These questions and more are addressed in details below.
CourseNana.COM
In this assignment you'll practice scraping, parsing, and analyzing HTML data pulled from web. CourseNana.COM
Specifically, you'll extract information about each person on IMDb's list of "Top 100 Stars for 2021" (https://www.imdb.com/list/ls577894422/), perform some EDA, ask some questions of the data, and interpret your findings. CourseNana.COM
For example, we might like to know: CourseNana.COM
- What is the relationship between when a performer started their career and their total number of acting credits?
- How many stars started as child actors?
- How do the distribution of ages compare across genders?
- Who is the most prolific actress or actor in IMDb's list of the Top 100 Stars for 2021?

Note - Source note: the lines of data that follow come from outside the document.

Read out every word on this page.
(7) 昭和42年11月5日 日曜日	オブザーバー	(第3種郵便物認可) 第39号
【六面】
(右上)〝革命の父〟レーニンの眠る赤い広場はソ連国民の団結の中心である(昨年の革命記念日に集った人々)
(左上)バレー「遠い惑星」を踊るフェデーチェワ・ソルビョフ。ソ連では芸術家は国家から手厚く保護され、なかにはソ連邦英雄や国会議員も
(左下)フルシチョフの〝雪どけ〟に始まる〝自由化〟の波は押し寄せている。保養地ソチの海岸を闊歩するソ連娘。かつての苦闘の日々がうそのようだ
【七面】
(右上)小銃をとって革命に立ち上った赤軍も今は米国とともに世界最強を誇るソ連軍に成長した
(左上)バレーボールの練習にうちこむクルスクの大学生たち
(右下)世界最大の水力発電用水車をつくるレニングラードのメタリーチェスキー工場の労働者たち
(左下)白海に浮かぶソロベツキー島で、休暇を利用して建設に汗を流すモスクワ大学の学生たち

These questions and more are addressed in details below. CourseNana.COM
Part 1 - Scraping and Parsing
Q1 - Scrape Top Stars ListScrape the HTML from the webpage of the "Top 100 Stars for 2021" (https://www.imdb.com/list/ls577894422/) into a requests
object and name it my_page
.
CourseNana.COM
Points: 2.5
CourseNana.COM
In [ ]:my_page = ...
In [ ]:grader.check("q1")
Q2 - Making BeautifulSoupCreate a Beautiful Soup object named star_soup
from the HTML content in my_page
.
CourseNana.COM
Points: 2.5
CourseNana.COM
In [ ]:star_soup = ...
In [ ]:# check your code - you should see a familiar HTML code
print (star_soup.prettify()[:1000])
In [ ]:grader.check("q2")
Q3 - Parse StarsWrite a function called parse_stars
that accepts star_soup
as its input and returns a list of dictionaries to be saved in a variable called star_list
(see function definition below for details)
CourseNana.COM
IMDb star pages do not have a 'sex' or 'gender' field. Some roles are gender neutral (e.g., "writer") and relying on actor/actress distinctions will also give results inconsistent with the more detailed data available on the site. You should infer gender based on the frequency of the personal pronouns used in each star's truncated bio that appears on the main "Top 100 Star of 2021" page.
CourseNana.COM
You may find a data structure like this useful:
CourseNana.COM
pronouns = {'woman': ['she','her'],
'man': ['he', 'him', 'his'],
'non-binary': ['they', 'them', 'their']}
Simply count the occurrences of the different pronouns in the bio and make the classification based on the grouping with the majority count.
CourseNana.COM
Hint: Throughout this assignment you will likely find it useful to create small 'helper' functions which are then used by your larger functions like parse_stars
CourseNana.COM
Function
--------
parse_stars
Input
------
star_soup: the soup object with the scraped page
Returns
-------
a list of dictionaries; each dictionary corresponds to a star profile and has the following data:
name: (str) the name of the star
role: (str) role in film designated on top 100 page (e.g., 'actress', 'writer')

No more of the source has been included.